With the new program up and running, the leaders were approached as to whether a nuclear explosion might be put to the task of closing the recalcitrant Well No. 11 at the Urta-Bulak gas fields. The hope was that a nuclear explosion underground, next to the well, could squeeze the hole closed. The plan called for a 30 kiloton nuclear device to be detonated within approximately 25-50 meters of the original well hole. Geological analysis suggested that the well should be pinched off approximately 1500 meters underground. This depth featured sandstone sediments beneath a thick layer of clay above, with the clay considered likely to be non-permeable enough to seal off the well.
To achieve the task, the well’s actual path had to be determined, and it was eventually found to be 50-60 meters to the northeast of its intended vertical path at the 1500 meter depth. With the location of the well now known, a killing well was carefully drilled that would allow the nuclear device to be placed in an appropriately close position.
Huge amounts of equipment were brought on site to handle the task.

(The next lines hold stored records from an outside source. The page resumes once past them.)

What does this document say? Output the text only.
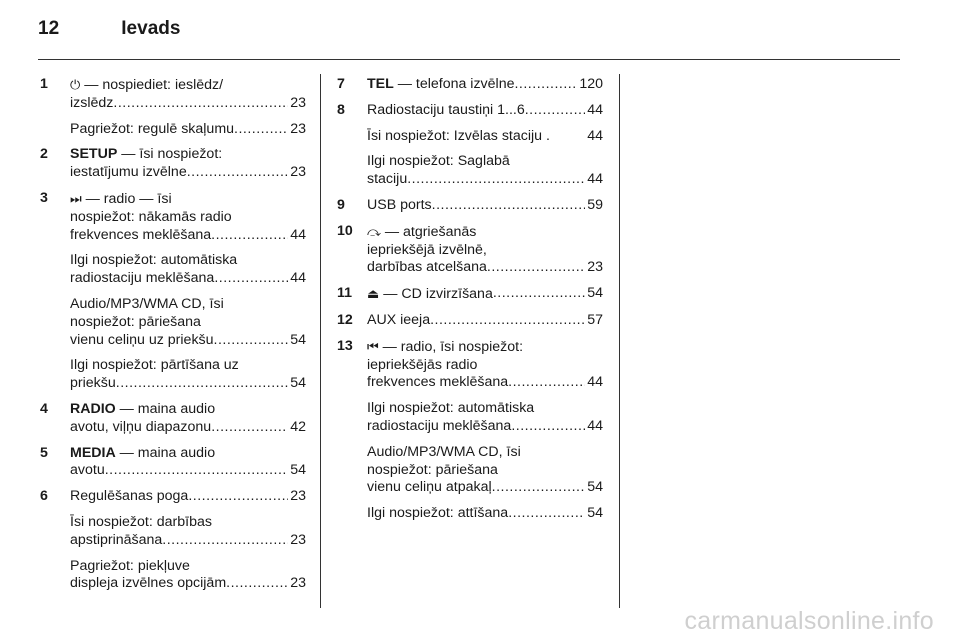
12	Ievads
1	⏻ — nospiediet: ieslēdz/
izslēdz .....	23
Pagriežot: regulē skaļumu .....	23
2	SETUP — īsi nospiežot:
iestatījumu izvēlne .....	23
3	⏭ — radio — īsi
nospiežot: nākamās radio
frekvences meklēšana .....	44
Ilgi nospiežot: automātiska
radiostaciju meklēšana .....	44
Audio/MP3/WMA CD, īsi
nospiežot: pāriešana
vienu celiņu uz priekšu .....	54
Ilgi nospiežot: pārtīšana uz
priekšu .....	54
4	RADIO — maina audio
avotu, viļņu diapazonu .....	42
5	MEDIA — maina audio
avotu .....	54
6	Regulēšanas poga .....	23
Īsi nospiežot: darbības
apstiprināšana .....	23
Pagriežot: piekļuve
displeja izvēlnes opcijām .....	23
7	TEL — telefona izvēlne .....	120
8	Radiostaciju taustiņi 1...6 .....	44
Īsi nospiežot: Izvēlas staciju .	44
Ilgi nospiežot: Saglabā
staciju .....	44
9	USB ports .....	59
10	⤼ — atgriešanās
iepriekšējā izvēlnē,
darbības atcelšana .....	23
11	⏏ — CD izvirzīšana .....	54
12	AUX ieeja .....	57
13	⏮ — radio, īsi nospiežot:
iepriekšējās radio
frekvences meklēšana .....	44
Ilgi nospiežot: automātiska
radiostaciju meklēšana .....	44
Audio/MP3/WMA CD, īsi
nospiežot: pāriešana
vienu celiņu atpakaļ .....	54
Ilgi nospiežot: attīšana .....	54
carmanualsonline.info
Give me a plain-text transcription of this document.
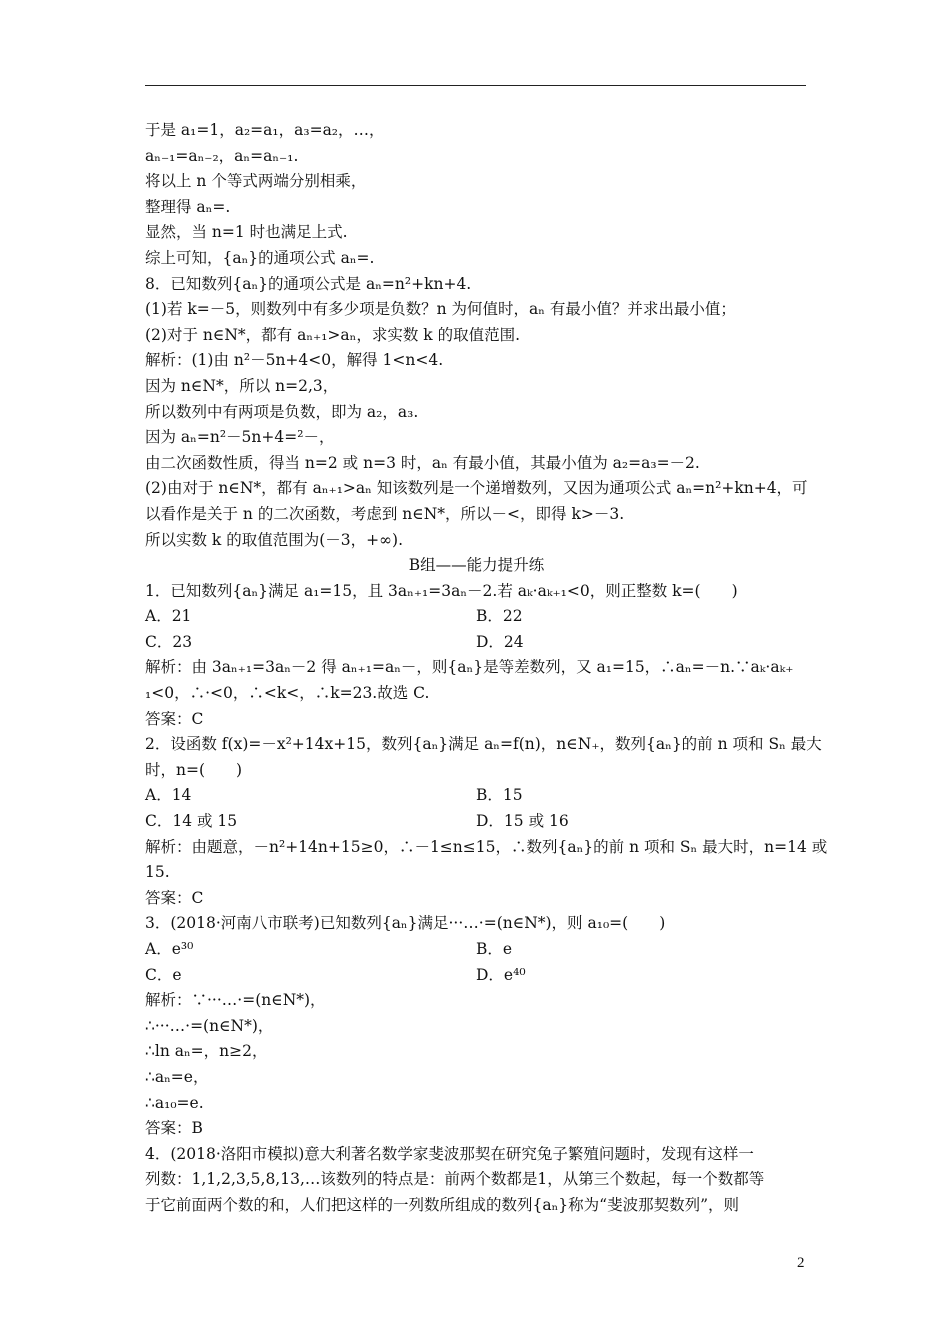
于是 a₁=1，a₂=a₁，a₃=a₂，…，
aₙ₋₁=aₙ₋₂，aₙ=aₙ₋₁.
将以上 n 个等式两端分别相乘，
整理得 aₙ=.
显然，当 n=1 时也满足上式.
综上可知，{aₙ}的通项公式 aₙ=.
8．已知数列{aₙ}的通项公式是 aₙ=n²+kn+4.
(1)若 k=－5，则数列中有多少项是负数？n 为何值时，aₙ 有最小值？并求出最小值；
(2)对于 n∈N*，都有 aₙ₊₁>aₙ，求实数 k 的取值范围.
解析：(1)由 n²－5n+4<0，解得 1<n<4.
因为 n∈N*，所以 n=2,3，
所以数列中有两项是负数，即为 a₂，a₃.
因为 aₙ=n²－5n+4=²－，
由二次函数性质，得当 n=2 或 n=3 时，aₙ 有最小值，其最小值为 a₂=a₃=－2.
(2)由对于 n∈N*，都有 aₙ₊₁>aₙ 知该数列是一个递增数列，又因为通项公式 aₙ=n²+kn+4，可
以看作是关于 n 的二次函数，考虑到 n∈N*，所以－<，即得 k>－3.
所以实数 k 的取值范围为(－3，+∞).
B组——能力提升练
1．已知数列{aₙ}满足 a₁=15，且 3aₙ₊₁=3aₙ－2.若 aₖ·aₖ₊₁<0，则正整数 k=(　　)
A．21	B．22
C．23	D．24
解析：由 3aₙ₊₁=3aₙ－2 得 aₙ₊₁=aₙ－，则{aₙ}是等差数列，又 a₁=15，∴aₙ=－n.∵aₖ·aₖ₊
₁<0，∴·<0，∴<k<，∴k=23.故选 C.
答案：C
2．设函数 f(x)=－x²+14x+15，数列{aₙ}满足 aₙ=f(n)，n∈N₊，数列{aₙ}的前 n 项和 Sₙ 最大
时，n=(　　)
A．14	B．15
C．14 或 15	D．15 或 16
解析：由题意，－n²+14n+15≥0，∴－1≤n≤15，∴数列{aₙ}的前 n 项和 Sₙ 最大时，n=14 或
15.
答案：C
3．(2018·河南八市联考)已知数列{aₙ}满足···…·=(n∈N*)，则 a₁₀=(　　)
A．e³⁰	B．e
C．e	D．e⁴⁰
解析：∵···…·=(n∈N*)，
∴···…·=(n∈N*)，
∴ln aₙ=，n≥2，
∴aₙ=e，
∴a₁₀=e.
答案：B
4．(2018·洛阳市模拟)意大利著名数学家斐波那契在研究兔子繁殖问题时，发现有这样一
列数：1,1,2,3,5,8,13,…该数列的特点是：前两个数都是1，从第三个数起，每一个数都等
于它前面两个数的和，人们把这样的一列数所组成的数列{aₙ}称为“斐波那契数列”，则
2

Radiological and seismic monitors were all on hand for the first-of-its-kind experiment. A command station was established on site to allow the nuclear device to be detonated, specially built for the purpose by the Arzamas nuclear weapons laboratory. The nuclear explosive was carefully lowered into place, and the killing well was then cemented in order to avoid leaving a secondary path for gas to leak to other geological strata underground.
The device was detonated on the morning of September 30, 1966, by which point the well had been leaking gas for a full 2 years and 9 months. A 5 km blast radius was cleared for safety, with all personnel and vehicles removed from this area. The explosion was surprisingly undramatic, with a slight shift seen in the ground and a rumble heard and felt, but little more than that. The gas flare immmediately began to shrink, and extinguished just 23 seconds after detonation.

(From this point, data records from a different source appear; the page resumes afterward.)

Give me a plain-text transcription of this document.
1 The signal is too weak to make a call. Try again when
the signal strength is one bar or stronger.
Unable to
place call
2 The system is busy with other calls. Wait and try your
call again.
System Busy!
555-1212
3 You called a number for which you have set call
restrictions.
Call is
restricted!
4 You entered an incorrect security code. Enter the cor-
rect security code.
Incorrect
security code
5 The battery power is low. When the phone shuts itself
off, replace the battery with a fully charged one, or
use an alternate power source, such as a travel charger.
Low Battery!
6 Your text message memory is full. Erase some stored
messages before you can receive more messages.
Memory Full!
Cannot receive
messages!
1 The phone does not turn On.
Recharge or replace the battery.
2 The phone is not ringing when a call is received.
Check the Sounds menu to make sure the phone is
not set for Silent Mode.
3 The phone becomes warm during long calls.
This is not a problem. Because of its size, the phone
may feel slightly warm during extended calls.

Radiological safety planes flew over ground zero shortly after, reporting no major radiation above background and no traces of methane. Radiation at ground level was also detected to be within usual limits. Overall, the experiment had worked, quickly bringing to an end what had been a thus far intractable problem. From there, it was a simple job of sealing up the upper section of the well and putting to rest what had been a long and difficult chapter in the Urta-Bulak gas fields.
Four More Times
Sealing off the well saved billions of cubic meters of gas from being wasted, and the experiment was seen as a great success. As explored in a wide-ranging US government report from 1996, the Soviets went on to use the same concept a total of four more times. Wells at the Pamuk, Mayskii, and Krestishche gas fields were each successfully sealed off with nuclear devices from 1968 to 1972. The last attempt was made in 1981, at a well in the Kumzhinsky gas deposit on Russia’s northern coast. Details are scarce, but the explosion failed to seal the well, potentially due to poor information on the location of the target to be sealed.

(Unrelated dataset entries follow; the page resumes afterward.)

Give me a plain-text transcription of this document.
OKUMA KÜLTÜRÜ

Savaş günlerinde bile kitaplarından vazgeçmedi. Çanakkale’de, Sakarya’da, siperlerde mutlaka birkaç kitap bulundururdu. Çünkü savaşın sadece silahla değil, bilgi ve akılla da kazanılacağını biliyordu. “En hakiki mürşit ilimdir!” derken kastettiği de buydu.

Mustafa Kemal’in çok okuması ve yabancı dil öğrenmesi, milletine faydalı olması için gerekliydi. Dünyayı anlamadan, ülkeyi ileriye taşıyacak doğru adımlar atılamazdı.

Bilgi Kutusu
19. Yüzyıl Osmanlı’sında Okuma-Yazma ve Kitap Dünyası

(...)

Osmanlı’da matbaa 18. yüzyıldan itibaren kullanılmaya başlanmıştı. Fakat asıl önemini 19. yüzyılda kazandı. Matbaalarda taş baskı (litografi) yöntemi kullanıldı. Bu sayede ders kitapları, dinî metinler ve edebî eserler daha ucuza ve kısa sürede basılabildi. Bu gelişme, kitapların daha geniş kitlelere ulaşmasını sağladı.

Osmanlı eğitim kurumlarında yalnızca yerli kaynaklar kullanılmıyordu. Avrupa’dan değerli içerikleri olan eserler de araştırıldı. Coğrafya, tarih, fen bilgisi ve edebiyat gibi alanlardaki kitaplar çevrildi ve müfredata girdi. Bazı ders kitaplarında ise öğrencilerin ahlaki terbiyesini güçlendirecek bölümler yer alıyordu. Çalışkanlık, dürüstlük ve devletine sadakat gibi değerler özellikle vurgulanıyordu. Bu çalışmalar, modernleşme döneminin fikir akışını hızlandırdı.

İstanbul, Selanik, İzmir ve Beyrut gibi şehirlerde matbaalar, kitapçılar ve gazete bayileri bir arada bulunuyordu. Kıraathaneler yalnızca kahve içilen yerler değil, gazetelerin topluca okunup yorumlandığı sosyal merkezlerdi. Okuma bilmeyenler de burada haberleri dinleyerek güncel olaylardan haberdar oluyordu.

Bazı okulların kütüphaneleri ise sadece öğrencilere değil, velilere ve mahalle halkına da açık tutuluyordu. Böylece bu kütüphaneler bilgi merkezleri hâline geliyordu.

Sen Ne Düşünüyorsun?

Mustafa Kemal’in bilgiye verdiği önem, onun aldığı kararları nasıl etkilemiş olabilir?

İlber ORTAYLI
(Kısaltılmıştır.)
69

Since then, the concept of using nuclear explosions for peaceful ends has largely fallen out of favor. Concerns about radiological contamination, nuclear proliferation, and the potential theft and misdirection of nuclear devices have all been cited as reasons against such use. The Soviet program itself ended after moratoriums on nuclear testing came in to being in the late 80s and early 90s. However, as the Soviets demonstrated ably in the mid-20th century, a nuclear explosion could seal a blown out gas well. On those merits and those merits alone, it did the job!